In body composition research, "cutting" refers to protocols targeting fat mass reduction while preserving or increasing lean mass — typically during caloric restriction. Several SARM and non-SARM research compounds are studied in this context, each with distinct mechanisms and evidence profiles.
S-4 (Andarine) was one of the earliest SARMs investigated by GTx Inc. and shows a partial AR agonist profile. What distinguishes S-4 in body composition research is its demonstrated efficacy at relatively low doses in animal models for maintaining lean mass during caloric deficit, alongside bone-density-protective effects. Its partial agonism (compared to the full agonism of LGD-4033 or RAD-140) results in a somewhat milder anabolic stimulus that may be more appropriate for recomposition research.

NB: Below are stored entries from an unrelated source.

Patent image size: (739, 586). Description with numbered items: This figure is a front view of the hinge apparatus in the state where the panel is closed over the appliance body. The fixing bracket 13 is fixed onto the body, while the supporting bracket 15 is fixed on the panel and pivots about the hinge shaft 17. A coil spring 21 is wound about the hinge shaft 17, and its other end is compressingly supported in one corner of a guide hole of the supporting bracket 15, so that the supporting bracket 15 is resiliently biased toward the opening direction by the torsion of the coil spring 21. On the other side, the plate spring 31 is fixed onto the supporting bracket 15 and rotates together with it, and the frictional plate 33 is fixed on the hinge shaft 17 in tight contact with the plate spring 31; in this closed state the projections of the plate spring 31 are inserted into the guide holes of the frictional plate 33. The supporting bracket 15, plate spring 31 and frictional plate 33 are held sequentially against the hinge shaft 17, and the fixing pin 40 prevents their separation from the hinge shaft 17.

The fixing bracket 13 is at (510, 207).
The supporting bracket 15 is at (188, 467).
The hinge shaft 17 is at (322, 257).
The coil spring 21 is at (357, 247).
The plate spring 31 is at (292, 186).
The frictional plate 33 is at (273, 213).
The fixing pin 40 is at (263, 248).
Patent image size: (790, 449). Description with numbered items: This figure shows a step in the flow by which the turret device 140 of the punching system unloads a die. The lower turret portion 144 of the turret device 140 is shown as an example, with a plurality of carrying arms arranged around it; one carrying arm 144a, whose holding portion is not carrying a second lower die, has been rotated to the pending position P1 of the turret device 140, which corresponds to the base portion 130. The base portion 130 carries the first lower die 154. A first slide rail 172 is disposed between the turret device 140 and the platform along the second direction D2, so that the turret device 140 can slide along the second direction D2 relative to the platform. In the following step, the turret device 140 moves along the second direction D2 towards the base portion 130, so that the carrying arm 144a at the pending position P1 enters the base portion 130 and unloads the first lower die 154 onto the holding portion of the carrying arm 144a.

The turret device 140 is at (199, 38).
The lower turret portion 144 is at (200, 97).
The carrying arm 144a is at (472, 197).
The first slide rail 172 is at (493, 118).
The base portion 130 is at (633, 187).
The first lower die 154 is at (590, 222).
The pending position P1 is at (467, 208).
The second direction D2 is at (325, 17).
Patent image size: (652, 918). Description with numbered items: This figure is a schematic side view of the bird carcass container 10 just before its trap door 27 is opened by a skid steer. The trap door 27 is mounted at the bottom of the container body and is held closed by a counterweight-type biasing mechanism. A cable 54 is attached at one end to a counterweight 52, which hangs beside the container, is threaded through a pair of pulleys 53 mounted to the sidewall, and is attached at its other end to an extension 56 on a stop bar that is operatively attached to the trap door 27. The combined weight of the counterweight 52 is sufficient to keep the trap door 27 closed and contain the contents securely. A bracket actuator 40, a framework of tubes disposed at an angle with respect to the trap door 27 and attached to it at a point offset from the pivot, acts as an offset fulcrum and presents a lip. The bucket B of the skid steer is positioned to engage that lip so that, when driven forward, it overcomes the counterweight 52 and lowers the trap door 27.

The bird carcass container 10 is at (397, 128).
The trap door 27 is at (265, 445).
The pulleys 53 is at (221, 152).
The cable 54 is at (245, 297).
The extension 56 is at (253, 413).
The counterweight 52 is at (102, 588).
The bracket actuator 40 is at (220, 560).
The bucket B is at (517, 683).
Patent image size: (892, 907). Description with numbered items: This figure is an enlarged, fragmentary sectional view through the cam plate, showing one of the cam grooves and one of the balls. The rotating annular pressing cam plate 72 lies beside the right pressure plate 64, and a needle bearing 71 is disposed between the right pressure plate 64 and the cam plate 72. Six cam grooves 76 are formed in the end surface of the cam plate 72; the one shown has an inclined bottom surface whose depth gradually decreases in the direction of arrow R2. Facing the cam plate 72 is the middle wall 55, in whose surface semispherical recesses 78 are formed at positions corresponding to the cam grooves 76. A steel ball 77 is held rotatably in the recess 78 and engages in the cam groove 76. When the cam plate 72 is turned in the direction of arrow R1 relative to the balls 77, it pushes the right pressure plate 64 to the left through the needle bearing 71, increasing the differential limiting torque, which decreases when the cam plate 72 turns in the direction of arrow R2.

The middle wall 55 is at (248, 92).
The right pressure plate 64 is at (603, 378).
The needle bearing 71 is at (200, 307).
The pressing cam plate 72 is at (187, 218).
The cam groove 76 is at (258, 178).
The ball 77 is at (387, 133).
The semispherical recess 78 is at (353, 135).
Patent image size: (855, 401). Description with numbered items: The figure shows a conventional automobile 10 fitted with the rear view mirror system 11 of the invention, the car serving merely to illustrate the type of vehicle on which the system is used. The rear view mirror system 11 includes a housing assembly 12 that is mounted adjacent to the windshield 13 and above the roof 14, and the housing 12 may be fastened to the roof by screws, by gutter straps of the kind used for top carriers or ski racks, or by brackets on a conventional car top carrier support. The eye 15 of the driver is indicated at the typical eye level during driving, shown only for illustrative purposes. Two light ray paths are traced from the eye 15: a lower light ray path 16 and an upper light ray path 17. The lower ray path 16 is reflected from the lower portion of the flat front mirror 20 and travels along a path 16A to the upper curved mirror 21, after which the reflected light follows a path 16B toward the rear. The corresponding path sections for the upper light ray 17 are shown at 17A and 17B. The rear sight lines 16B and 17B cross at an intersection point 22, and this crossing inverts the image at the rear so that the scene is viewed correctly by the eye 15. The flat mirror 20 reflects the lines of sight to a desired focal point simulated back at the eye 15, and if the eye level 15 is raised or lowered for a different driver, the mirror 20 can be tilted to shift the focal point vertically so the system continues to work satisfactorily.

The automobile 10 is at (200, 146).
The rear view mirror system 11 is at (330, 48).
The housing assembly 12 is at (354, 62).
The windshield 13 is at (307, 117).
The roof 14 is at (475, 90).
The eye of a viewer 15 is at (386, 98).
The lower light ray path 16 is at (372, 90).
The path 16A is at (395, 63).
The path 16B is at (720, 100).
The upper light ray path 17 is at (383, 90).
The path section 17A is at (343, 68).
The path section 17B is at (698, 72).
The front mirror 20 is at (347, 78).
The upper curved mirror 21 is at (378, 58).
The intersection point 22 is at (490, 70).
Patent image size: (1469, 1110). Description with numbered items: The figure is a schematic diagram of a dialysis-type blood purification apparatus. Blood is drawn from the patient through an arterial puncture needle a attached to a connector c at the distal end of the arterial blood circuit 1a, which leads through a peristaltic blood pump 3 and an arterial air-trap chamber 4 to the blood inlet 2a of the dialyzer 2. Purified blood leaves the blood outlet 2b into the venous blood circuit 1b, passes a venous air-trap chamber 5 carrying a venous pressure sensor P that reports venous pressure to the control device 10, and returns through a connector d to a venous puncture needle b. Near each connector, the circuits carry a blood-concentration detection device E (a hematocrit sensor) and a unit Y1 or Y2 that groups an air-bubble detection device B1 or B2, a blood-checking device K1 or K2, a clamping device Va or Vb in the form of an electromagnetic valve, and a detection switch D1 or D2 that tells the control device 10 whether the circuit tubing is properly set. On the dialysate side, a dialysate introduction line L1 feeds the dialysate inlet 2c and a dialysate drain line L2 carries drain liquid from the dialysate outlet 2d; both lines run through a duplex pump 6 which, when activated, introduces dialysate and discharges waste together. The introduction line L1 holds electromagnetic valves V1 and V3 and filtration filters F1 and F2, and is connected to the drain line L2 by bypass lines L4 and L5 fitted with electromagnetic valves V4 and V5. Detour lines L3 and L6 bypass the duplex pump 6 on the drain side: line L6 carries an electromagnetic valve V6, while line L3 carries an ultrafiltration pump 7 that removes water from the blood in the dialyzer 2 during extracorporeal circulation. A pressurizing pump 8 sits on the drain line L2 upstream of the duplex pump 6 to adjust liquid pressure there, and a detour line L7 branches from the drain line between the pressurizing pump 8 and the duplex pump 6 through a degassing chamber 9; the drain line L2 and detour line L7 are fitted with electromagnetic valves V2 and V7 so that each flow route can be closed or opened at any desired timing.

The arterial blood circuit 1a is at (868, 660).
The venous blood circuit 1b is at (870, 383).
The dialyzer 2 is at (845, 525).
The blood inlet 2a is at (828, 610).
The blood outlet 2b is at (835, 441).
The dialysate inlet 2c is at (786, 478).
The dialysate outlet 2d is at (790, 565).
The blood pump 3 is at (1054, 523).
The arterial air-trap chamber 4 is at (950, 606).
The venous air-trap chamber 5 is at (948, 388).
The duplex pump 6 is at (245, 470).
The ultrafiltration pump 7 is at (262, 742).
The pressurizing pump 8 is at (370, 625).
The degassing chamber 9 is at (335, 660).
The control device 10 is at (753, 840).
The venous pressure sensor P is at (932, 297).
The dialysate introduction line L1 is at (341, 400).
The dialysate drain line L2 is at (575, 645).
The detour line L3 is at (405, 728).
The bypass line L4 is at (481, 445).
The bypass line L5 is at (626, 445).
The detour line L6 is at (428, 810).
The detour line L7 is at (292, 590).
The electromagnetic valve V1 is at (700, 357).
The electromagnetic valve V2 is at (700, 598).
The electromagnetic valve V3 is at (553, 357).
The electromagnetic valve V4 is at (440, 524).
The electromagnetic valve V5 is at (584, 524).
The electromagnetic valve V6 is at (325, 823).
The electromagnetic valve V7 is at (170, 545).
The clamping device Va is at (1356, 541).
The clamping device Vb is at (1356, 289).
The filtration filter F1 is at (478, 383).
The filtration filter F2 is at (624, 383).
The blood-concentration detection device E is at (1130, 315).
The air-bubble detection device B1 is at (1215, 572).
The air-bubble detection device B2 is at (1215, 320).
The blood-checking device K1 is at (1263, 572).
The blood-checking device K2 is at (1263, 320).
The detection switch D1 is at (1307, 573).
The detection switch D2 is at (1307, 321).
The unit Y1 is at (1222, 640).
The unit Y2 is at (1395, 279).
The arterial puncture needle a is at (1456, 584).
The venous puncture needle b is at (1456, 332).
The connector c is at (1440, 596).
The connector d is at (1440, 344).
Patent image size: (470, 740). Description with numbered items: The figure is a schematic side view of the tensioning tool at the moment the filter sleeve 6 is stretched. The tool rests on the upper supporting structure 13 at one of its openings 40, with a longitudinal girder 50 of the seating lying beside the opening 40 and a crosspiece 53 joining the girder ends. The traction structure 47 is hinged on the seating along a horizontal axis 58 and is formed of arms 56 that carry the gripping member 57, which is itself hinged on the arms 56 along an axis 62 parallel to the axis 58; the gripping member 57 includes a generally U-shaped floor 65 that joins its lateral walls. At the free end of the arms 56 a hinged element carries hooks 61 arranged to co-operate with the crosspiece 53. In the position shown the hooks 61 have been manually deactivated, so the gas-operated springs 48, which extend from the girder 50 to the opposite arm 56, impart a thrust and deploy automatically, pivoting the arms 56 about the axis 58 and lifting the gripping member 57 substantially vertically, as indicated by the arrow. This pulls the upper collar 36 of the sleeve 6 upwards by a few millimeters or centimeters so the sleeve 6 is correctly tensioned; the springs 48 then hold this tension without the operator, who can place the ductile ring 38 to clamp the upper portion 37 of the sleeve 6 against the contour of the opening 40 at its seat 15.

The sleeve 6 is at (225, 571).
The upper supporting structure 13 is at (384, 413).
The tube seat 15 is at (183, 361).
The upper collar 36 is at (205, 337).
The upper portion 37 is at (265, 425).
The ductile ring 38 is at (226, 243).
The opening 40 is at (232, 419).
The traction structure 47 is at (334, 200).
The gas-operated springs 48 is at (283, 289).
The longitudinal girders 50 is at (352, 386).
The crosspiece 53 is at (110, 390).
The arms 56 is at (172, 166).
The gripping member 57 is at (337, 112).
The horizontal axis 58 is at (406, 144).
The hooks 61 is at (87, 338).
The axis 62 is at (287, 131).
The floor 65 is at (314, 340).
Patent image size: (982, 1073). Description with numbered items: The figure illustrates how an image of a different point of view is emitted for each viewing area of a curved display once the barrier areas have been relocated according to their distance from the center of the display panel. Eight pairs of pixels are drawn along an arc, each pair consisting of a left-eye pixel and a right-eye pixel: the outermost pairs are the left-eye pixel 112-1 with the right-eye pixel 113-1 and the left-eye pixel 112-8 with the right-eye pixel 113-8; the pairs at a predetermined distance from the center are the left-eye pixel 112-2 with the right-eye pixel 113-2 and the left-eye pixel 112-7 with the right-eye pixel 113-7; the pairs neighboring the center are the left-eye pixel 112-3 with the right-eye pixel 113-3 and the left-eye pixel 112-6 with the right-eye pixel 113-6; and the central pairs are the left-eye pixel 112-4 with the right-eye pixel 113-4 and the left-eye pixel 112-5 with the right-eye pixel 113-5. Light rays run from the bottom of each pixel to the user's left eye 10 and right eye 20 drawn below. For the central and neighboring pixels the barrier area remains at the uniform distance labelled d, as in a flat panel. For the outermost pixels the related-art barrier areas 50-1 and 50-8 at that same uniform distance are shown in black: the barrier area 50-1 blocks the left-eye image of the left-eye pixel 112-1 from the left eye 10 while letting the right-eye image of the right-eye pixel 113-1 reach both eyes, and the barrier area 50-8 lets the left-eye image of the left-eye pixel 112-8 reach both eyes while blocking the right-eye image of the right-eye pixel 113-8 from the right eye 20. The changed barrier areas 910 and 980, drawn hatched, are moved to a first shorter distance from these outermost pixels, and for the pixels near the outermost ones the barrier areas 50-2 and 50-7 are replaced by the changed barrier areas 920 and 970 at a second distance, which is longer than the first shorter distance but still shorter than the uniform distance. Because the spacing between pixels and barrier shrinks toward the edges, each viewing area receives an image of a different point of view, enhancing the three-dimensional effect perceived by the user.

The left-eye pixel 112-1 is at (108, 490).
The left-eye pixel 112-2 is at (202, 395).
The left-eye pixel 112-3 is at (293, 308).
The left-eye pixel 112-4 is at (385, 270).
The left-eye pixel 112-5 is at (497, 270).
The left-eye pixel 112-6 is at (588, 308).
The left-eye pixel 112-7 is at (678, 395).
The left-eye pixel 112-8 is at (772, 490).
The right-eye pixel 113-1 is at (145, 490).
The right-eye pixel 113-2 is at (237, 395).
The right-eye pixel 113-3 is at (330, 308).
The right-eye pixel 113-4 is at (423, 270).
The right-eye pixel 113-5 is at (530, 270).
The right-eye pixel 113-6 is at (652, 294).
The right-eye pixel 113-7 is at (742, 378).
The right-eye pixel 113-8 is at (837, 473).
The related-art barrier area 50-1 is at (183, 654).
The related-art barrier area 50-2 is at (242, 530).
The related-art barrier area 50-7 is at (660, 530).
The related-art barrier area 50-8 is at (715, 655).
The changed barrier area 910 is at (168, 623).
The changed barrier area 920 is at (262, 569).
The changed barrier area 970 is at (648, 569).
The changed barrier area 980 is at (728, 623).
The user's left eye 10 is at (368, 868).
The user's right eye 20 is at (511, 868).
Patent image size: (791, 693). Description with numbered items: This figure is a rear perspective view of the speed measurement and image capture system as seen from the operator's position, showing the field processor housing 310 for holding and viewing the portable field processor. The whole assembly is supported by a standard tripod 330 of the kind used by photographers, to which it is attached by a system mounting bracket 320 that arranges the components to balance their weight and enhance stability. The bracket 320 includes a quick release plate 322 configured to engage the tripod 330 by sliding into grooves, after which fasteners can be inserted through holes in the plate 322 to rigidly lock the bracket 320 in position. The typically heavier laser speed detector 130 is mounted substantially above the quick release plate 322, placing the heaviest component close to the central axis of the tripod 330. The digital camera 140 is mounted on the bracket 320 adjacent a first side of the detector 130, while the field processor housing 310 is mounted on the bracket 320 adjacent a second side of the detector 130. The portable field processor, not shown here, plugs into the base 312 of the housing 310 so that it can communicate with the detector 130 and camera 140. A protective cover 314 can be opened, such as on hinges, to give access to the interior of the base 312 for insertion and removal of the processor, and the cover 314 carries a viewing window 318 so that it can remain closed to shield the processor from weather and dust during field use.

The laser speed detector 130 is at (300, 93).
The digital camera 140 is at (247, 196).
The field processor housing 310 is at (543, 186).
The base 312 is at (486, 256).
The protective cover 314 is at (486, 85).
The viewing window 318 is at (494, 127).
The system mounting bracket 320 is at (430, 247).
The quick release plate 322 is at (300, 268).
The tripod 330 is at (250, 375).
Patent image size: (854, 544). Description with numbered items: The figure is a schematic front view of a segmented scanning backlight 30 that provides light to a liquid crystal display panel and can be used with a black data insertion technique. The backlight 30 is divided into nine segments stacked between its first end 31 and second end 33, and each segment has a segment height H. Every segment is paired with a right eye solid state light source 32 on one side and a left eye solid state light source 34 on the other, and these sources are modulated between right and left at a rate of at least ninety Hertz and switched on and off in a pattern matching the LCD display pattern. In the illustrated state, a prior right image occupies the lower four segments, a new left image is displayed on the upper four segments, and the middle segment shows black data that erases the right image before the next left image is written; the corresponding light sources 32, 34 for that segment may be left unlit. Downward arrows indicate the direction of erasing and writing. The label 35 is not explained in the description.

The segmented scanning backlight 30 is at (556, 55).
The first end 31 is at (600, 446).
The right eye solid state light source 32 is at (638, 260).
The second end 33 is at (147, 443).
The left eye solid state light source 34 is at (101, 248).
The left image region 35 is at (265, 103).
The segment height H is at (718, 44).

A notable consideration in S-4 research is the visual side effect observed in some protocols: a yellowish tint in peripheral vision attributed to a metabolite binding to ocular androgen receptors. This appears dose-dependent and reversible upon cessation, but is documented in informal research reports and relevant to protocol design.
SR-9009 is a Rev-ErbA agonist — an entirely different mechanism from SARMs, acting on a nuclear receptor that regulates circadian rhythm and metabolic gene expression. Rev-ErbA activation upregulates genes governing mitochondrial biogenesis, fat oxidation, and glucose metabolism. Preclinical mouse studies demonstrate significantly increased running endurance and reduced fat mass in obese mice over 30 days at twice-daily dosing.
The primary practical challenge with SR-9009 is its very short half-life (~4 hours), which means maintaining steady-state receptor activation requires frequent dosing in research protocols. Its fat-oxidation mechanism operates independently of the androgen receptor, making it non-suppressive and a candidate for stacking with AR-targeting compounds.
Cardarine shifts cellular energy utilisation towards fatty acid oxidation via PPARδ agonism. Human trial data (Sprecher et al., 2007) documents significant HDL improvement and LDL/triglyceride reduction in overweight subjects, consistent with enhanced lipid metabolism. Endurance-enhancing effects in mouse models are substantial. However, GW-501516's carcinogenicity signals in long-term high-dose rodent studies (which led GSK to terminate the programme in 2007) represent an important safety consideration that researchers must review.
S-23 is among the most potent non-steroidal SARMs in preclinical research, demonstrating near-complete testosterone suppression and significant lean mass effects in rat models. Its potential for body composition research during deficit is its high lean mass retention capacity. However, its potent suppression characteristics require careful post-cycle protocol design. Published human data for S-23 is absent.
| Compound | Mechanism | Suppression | Human data |
|---|---|---|---|
| S-4 (Andarine) | Partial AR agonist | Moderate | Limited Phase I |
| SR-9009 | Rev-ErbA agonist | None | Minimal |
| GW-501516 | PPARδ agonist | None | Phase I lipid data |
| S-23 | Full AR agonist | Severe | Preclinical only |
GW-501516 and SR-9009 have the most direct fat-metabolism mechanisms and neither suppresses testosterone, making them useful additions to AR-targeting protocols. Both have limitations: GW-501516's carcinogenicity concern, and SR-9009's short half-life. S-4's partial AR agonism and lean mass preservation make it relevant for recomposition research.
The two compounds act through entirely different mechanisms (Rev-ErbA vs. PPARδ), and their combination is explored in research on the basis that they target different aspects of fat metabolism. Neither suppresses testosterone, simplifying post-cycle considerations in combination protocols.